В наших переулках | страница 33



Знакомство родителей с Церетели продолжалось вплоть до его и Сварожича ссылки — вероятно, году в 1933–1934. Я с интересом слушала рассказы мамы, передаваемые всегда с улыбкой иронии и восхищения, об этой необыкновенной жизни и доме, где игра, жест, слово входили в реальность на первых ролях. Там не всегда была еда, но собиралась необыкновенная коллекция русской народной игрушки, там не думали о завтрашнем дне и не отказывали ничьей просьбе, если она продиктована искренним желанием, но и не признавали условностей в удовлетворении своих желаний.

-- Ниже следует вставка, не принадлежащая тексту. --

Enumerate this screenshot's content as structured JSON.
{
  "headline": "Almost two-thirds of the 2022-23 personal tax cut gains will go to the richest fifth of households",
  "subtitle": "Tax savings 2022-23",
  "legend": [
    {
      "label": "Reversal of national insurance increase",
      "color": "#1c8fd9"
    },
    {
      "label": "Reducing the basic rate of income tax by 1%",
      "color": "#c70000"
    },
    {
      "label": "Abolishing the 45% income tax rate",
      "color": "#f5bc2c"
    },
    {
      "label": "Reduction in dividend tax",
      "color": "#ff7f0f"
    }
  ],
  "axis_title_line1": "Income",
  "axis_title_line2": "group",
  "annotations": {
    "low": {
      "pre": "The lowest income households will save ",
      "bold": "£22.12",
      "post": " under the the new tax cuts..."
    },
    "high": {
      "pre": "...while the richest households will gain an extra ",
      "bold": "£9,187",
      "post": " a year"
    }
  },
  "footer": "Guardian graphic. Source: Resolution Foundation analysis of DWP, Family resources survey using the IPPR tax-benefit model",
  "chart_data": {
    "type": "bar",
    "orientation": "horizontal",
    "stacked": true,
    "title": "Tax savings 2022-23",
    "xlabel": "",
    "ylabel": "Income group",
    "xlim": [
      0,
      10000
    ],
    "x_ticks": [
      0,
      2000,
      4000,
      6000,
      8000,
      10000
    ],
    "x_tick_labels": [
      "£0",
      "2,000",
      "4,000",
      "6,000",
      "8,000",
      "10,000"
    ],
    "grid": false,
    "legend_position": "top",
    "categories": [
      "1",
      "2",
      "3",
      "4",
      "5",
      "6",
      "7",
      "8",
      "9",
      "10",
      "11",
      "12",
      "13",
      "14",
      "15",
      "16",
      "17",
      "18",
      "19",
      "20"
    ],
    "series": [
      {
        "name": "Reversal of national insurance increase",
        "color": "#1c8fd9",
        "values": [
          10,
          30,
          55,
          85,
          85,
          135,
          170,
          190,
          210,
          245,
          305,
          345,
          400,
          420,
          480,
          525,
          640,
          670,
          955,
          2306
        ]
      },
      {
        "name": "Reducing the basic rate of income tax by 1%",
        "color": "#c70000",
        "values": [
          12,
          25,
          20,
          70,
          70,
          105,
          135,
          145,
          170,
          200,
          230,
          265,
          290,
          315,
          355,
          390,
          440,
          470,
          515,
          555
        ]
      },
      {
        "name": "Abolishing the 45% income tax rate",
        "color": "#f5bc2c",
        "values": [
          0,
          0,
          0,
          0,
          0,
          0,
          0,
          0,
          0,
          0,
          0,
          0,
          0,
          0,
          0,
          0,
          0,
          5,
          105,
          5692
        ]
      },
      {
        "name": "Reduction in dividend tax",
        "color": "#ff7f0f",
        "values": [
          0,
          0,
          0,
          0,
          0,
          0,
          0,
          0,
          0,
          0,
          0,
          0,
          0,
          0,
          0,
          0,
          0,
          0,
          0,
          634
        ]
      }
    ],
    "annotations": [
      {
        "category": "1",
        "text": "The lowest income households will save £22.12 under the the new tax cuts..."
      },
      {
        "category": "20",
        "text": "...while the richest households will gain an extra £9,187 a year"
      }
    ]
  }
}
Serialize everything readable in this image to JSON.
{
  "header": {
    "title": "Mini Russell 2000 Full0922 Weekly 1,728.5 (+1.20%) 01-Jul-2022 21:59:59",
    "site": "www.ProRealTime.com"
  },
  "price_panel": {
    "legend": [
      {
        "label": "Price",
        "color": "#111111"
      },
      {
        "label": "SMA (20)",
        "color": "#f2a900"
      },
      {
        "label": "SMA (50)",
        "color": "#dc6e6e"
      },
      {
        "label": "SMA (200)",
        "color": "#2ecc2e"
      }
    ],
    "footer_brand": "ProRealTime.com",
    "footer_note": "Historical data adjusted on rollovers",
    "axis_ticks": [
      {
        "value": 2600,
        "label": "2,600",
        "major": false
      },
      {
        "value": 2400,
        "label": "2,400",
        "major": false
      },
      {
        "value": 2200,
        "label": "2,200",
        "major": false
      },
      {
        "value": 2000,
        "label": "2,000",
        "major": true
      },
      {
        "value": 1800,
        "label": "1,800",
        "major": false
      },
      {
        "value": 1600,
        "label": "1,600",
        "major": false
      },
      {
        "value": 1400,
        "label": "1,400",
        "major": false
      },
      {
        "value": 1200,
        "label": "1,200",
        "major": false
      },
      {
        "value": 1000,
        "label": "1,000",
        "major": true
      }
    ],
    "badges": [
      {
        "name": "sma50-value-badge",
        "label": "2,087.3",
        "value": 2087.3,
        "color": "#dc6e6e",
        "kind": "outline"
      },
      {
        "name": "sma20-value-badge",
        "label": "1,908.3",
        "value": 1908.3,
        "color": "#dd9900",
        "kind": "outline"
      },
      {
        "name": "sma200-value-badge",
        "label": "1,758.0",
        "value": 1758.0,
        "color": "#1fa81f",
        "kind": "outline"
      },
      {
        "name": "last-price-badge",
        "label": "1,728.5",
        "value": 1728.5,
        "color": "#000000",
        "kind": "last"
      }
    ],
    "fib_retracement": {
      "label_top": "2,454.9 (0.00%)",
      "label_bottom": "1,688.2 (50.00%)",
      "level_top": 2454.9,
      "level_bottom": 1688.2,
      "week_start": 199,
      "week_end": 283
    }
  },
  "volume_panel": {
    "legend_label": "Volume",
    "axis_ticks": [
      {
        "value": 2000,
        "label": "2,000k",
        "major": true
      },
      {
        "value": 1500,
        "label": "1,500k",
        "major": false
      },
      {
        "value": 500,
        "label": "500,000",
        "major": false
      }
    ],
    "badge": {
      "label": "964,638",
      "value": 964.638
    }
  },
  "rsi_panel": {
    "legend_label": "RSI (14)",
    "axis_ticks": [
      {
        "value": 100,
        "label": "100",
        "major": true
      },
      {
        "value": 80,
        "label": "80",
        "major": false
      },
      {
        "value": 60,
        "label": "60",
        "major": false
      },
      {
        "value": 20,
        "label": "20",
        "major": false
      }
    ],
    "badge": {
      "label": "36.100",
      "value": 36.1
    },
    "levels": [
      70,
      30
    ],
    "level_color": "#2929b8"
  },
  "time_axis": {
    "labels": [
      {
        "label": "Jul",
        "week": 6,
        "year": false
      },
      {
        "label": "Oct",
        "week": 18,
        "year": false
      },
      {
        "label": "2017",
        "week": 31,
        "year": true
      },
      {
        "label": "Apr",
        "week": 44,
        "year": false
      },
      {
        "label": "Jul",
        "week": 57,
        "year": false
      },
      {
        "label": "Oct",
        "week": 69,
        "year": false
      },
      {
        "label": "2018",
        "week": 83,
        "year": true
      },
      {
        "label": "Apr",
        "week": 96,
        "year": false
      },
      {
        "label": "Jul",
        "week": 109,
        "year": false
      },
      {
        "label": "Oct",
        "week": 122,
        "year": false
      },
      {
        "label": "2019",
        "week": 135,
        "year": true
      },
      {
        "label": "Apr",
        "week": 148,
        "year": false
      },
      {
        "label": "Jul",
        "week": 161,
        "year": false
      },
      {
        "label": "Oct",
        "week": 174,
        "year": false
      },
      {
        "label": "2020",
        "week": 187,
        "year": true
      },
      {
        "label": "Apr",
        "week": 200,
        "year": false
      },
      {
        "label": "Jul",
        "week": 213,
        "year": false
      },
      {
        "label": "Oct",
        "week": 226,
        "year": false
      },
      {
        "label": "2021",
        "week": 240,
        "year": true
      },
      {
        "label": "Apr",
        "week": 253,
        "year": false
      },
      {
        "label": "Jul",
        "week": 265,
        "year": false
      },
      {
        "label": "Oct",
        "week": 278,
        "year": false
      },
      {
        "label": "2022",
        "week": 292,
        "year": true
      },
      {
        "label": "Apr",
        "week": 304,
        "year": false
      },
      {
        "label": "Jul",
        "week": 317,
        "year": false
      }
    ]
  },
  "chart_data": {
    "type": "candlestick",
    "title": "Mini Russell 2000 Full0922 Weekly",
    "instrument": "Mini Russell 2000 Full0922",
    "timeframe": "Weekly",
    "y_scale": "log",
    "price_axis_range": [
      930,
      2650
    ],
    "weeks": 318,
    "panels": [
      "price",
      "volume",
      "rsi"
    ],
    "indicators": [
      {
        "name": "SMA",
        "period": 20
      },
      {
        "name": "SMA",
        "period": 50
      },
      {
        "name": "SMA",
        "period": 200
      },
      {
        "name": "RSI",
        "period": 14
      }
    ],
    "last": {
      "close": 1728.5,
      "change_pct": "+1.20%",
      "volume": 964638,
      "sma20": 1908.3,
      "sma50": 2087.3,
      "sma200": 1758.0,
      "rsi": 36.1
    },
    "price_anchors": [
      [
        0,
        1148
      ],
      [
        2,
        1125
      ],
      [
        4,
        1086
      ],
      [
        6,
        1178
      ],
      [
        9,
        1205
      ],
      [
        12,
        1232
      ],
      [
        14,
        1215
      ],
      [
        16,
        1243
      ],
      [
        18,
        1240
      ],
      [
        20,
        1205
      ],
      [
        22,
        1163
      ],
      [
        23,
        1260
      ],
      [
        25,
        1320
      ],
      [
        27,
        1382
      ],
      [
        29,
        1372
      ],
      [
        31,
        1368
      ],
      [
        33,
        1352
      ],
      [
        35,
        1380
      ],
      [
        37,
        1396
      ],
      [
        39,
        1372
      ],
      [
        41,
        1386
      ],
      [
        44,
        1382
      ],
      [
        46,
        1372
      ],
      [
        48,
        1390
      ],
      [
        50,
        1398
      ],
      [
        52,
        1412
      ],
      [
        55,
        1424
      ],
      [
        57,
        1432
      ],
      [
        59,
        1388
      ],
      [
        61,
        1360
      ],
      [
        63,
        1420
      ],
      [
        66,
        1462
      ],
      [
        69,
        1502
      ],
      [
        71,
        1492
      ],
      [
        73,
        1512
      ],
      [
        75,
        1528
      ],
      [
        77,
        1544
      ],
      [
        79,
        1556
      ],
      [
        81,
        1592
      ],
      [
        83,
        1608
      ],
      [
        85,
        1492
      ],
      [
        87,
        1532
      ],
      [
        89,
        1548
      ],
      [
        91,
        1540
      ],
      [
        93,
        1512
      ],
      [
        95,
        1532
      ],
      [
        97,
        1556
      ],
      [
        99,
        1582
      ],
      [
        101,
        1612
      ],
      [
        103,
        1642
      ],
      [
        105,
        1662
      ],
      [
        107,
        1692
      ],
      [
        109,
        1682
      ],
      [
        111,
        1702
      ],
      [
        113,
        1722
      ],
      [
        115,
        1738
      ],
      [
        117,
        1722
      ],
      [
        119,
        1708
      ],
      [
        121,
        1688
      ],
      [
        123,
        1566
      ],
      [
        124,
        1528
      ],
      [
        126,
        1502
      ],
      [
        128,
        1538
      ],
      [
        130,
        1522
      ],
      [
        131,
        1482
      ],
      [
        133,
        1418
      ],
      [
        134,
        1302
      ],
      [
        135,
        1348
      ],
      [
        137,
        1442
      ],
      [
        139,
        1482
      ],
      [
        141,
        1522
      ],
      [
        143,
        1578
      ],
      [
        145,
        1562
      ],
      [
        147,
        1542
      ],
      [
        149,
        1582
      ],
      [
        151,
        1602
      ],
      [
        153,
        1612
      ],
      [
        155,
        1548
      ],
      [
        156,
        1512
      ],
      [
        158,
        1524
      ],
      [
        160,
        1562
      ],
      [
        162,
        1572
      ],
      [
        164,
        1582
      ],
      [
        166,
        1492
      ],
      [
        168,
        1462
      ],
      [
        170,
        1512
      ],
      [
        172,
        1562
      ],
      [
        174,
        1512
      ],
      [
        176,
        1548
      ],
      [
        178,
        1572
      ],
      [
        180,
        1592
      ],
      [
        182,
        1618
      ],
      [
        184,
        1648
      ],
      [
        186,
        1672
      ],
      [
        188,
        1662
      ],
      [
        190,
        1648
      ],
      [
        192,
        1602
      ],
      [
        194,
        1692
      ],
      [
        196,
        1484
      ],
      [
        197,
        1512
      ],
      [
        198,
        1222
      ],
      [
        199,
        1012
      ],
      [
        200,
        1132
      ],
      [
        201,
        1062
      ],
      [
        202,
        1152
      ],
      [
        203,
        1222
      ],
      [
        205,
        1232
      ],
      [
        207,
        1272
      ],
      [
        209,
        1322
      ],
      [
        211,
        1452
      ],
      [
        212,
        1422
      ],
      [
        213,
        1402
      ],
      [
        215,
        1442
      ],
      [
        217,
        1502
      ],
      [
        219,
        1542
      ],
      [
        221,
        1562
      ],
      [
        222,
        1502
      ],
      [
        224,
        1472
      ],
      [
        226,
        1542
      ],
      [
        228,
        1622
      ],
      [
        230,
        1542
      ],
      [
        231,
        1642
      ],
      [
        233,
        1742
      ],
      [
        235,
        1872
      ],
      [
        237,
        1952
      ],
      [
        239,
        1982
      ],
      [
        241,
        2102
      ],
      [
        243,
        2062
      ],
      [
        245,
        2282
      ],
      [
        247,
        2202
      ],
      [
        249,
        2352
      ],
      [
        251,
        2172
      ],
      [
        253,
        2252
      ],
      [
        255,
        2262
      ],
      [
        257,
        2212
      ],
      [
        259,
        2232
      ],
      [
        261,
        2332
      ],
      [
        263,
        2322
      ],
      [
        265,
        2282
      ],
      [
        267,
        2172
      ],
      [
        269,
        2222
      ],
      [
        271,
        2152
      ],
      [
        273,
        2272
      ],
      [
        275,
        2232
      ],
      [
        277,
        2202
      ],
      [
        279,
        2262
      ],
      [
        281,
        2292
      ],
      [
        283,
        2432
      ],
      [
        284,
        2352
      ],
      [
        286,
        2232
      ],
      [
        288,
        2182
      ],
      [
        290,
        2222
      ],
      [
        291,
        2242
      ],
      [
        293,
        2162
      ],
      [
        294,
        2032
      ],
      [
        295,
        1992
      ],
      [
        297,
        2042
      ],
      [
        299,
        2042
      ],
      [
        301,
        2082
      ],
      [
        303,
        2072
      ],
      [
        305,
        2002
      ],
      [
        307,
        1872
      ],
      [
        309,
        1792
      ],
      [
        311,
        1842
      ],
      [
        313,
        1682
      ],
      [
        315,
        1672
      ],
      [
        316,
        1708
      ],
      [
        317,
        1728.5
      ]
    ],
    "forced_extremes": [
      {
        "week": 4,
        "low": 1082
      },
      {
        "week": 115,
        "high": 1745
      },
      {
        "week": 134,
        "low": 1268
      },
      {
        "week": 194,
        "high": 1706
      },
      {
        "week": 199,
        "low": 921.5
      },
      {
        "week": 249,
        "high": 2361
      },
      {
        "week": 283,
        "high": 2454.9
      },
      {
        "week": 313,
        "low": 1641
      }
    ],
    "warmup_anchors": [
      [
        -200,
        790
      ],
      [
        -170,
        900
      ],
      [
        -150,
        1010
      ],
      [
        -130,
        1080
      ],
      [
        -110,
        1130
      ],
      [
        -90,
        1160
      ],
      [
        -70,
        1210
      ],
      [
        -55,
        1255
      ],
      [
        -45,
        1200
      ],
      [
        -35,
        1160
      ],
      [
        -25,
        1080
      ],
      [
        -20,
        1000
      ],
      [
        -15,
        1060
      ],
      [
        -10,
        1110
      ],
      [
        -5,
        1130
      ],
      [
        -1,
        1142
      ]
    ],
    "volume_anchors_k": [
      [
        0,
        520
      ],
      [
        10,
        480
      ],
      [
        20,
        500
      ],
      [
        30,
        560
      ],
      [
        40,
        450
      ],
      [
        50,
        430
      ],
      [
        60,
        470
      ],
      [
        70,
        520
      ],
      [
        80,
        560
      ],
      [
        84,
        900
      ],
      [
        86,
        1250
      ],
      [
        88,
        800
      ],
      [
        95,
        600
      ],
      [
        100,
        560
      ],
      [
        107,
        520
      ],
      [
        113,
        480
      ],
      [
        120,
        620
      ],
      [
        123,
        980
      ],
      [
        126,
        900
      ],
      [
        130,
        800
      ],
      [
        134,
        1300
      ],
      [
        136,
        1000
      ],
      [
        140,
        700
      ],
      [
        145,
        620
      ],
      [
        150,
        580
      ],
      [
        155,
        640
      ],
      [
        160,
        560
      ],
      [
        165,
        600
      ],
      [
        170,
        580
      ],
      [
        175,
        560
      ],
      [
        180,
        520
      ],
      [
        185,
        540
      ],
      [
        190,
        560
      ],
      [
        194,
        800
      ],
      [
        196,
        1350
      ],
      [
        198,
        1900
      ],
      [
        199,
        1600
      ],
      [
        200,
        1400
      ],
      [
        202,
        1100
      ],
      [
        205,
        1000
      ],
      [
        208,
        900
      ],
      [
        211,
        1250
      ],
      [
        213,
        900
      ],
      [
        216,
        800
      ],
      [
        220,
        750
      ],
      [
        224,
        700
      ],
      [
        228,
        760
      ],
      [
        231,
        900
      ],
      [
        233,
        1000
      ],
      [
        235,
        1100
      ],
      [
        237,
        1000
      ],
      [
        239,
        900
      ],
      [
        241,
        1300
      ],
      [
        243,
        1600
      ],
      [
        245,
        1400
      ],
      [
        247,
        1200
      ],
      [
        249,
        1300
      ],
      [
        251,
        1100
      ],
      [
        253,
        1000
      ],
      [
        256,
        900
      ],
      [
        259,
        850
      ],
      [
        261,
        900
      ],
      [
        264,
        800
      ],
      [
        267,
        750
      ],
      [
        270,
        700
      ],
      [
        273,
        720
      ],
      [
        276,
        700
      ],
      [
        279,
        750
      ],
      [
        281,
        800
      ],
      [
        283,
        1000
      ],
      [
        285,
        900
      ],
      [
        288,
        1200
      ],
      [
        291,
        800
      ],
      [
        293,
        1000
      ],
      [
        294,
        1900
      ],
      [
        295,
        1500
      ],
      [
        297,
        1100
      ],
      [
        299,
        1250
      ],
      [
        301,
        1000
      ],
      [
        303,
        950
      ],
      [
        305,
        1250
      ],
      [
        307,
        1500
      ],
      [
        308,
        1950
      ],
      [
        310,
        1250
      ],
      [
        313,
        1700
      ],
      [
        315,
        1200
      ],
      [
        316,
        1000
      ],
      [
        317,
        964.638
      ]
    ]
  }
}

Однажды поздно вечером в окно комнаты Церетели постучался какой-то прохожий и попросил «добрых людей» подать что-нибудь «закусить». Церетели засуетился и, не найдя ничего в комнате, отправился на кухню, откуда принес, перекатывая в ладонях, несколько дымящихся паром картофелин. «Откуда?» — удивился Сварожич. — «У соседей варилась, — спокойно ответил тот, протягивая в форточку картошку незнакомому пьянице. — Надо же человеку закусить». Мама смеялась: «Они вечно жалуются, что с их соседями невозможно жить».

Другой раз сестра Церетели, тоже актриса, посетовала, что ей совершенно нечего будет надеть на какое-то театральное празднество. Ни слова не говоря, Церетели царственным жестом сорвал с окна штору и молча протянул сестре. Подарок был поистине царский: это была одна из двух драгоценных восточных шалей, заменявших в этом доме занавески. Ведь Церетели был внуком Эмира Бухарского, а грузинская фамилия появилась лишь как неграмотная прихоть какого-то русского чиновника, принимавшего на службу в качестве офицера русской армии знатного инородца — отца будущего актера Камерного театра; чиновник не различал этих азиатских имен.

Подобными живописными историями об артистической экстравагантности своих недавних учителей щедро развлекала нас мама, питая мое воображение. За полную достоверность этих историй полувековой давности, конечно, не ручаюсь, но дух их — дух беспечности и игры, насмешки над былым величием и внутренней верности духовному аристократизму чувствовался мною безошибочно. Он был знаком и понятен мне по собственной моей маме: хотя у нас и не висели на окнах драгоценные бухарские шали, но если бы были, не сомневаюсь, что их постигла бы похожая участь.

Грустно-жутковатый след в моей душе оставила ранняя смерть одного из бывших студийцев, высокого, тонкого, изящного «пана Желиховского» (так звали его друзья: он был поляк). Желиховский — первый знакомый человек, о смерти которого я узнала. Он долго болел туберкулезом, а потом умер. А вскоре умерла и его мать — он был единственным ее сыном. Все вокруг были молоды, и смерть еще потрясала. А много лет спустя я узнала, что мать Желиховского умерла прямо на могиле сына: пошла зимой к нему на кладбище, как ходила каждый день, да так там и осталась. Через несколько часов ее нашла их старая прислуга. Хорошо, что мне не рассказали этой истории в детстве — мне бы ее хватило на годы одиноких ночных мук.